А еще Луи сдружился с Марти. Этот парень был чем-то невообразимо прекрасным. Он часто бывал у нас, за этот месяц раз десять, может больше, они часто гуляли по Нью-Йорку. Луи посещал с Марти спортивные игры, которые, как он честно признался, он ненавидел. Но зато Марти всегда мог составить компанию Луи для шопинга, к которому мальчик пристрастился. Однажды Марти задержался у нас, потому что его отец был занят работой, а дома одному может быть скучно. В тот вечер за ужином мы с ним обсуждали искусство, оказалось, что он разбирается в нем и всегда может составить собственное аргументированное мнение о картинах.
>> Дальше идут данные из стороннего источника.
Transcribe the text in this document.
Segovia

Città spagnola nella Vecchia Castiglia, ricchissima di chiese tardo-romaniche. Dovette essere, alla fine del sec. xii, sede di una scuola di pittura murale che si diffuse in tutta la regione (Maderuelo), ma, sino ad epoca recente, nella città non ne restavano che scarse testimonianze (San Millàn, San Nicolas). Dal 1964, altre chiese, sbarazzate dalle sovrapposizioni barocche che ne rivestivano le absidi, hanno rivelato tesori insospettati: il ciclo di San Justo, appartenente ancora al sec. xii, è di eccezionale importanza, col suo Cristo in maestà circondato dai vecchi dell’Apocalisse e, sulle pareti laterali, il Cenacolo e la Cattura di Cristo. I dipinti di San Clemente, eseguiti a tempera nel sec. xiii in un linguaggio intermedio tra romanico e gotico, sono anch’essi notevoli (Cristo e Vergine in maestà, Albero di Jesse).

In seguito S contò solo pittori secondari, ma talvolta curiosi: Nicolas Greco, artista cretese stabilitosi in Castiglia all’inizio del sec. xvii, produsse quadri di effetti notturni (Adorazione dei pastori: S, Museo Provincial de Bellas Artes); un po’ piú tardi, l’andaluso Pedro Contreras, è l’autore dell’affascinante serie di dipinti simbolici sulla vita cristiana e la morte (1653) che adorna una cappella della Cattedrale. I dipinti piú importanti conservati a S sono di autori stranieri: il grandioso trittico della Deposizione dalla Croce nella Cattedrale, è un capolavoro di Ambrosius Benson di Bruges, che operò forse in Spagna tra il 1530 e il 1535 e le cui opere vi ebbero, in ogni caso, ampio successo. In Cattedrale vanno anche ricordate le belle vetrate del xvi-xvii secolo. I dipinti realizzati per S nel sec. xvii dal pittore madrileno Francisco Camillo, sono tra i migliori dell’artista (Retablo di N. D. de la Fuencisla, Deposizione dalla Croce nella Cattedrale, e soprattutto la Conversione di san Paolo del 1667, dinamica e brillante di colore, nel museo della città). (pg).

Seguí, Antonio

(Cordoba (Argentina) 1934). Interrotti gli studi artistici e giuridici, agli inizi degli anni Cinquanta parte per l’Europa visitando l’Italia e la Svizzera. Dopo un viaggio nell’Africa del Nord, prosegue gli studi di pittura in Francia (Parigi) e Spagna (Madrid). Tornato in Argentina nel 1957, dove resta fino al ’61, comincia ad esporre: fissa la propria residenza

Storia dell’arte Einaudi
Луи не нравилось то, что я краду у него друга.
– Если честно, я должен согласиться насчет картин Виллема де Кунинга, – очередной вздох Луи, который мы игнорируем. – Его картины понятны только ему самому и это немного неправильно.
– Я никогда не понимал абстракцию, – я глянул на мальчика, который собирался задушить меня. – Виллем де Кунинг зазнался со своими непонятными картинками.
– А что с твоей матерью, Марти? – Луи не мог просто не перебить.
– Ах, она, – неловкая пауза, он не хотел говорить о ней, – она с другим мужчиной в Ванкувере.
– Она изменяет твоему отцу? – я без слов просил его прекратить.
– Да нет, уже, как бы, они уже развелись, – Марти улыбается.
– Ох, понятно, – это было невежливо и некрасиво.
Мы не концентрировались на проблемах, мы с Луи не собирались раздувать драму из всего, что происходило с нами. Я не был тем человеком, который долго помнил о чем-то плохом. Луи растет, ему хочется постоянно что-то менять в жизни или оставаться на месте, оставаться неизменным. Я собирался принять это и жить с этим. Жить с его грустью или радостью.
– Мне хорошо с тобой, – мы в парке. Снова в парке в уединенном местечке.
– Мне тоже.
– Нам так повезло оказаться рядом друг с другом, – мы загораем, потому что можем. Луи пытается спасти растаявшее мороженое всеми силами. – Как будто так должно быть. Мы одно целое.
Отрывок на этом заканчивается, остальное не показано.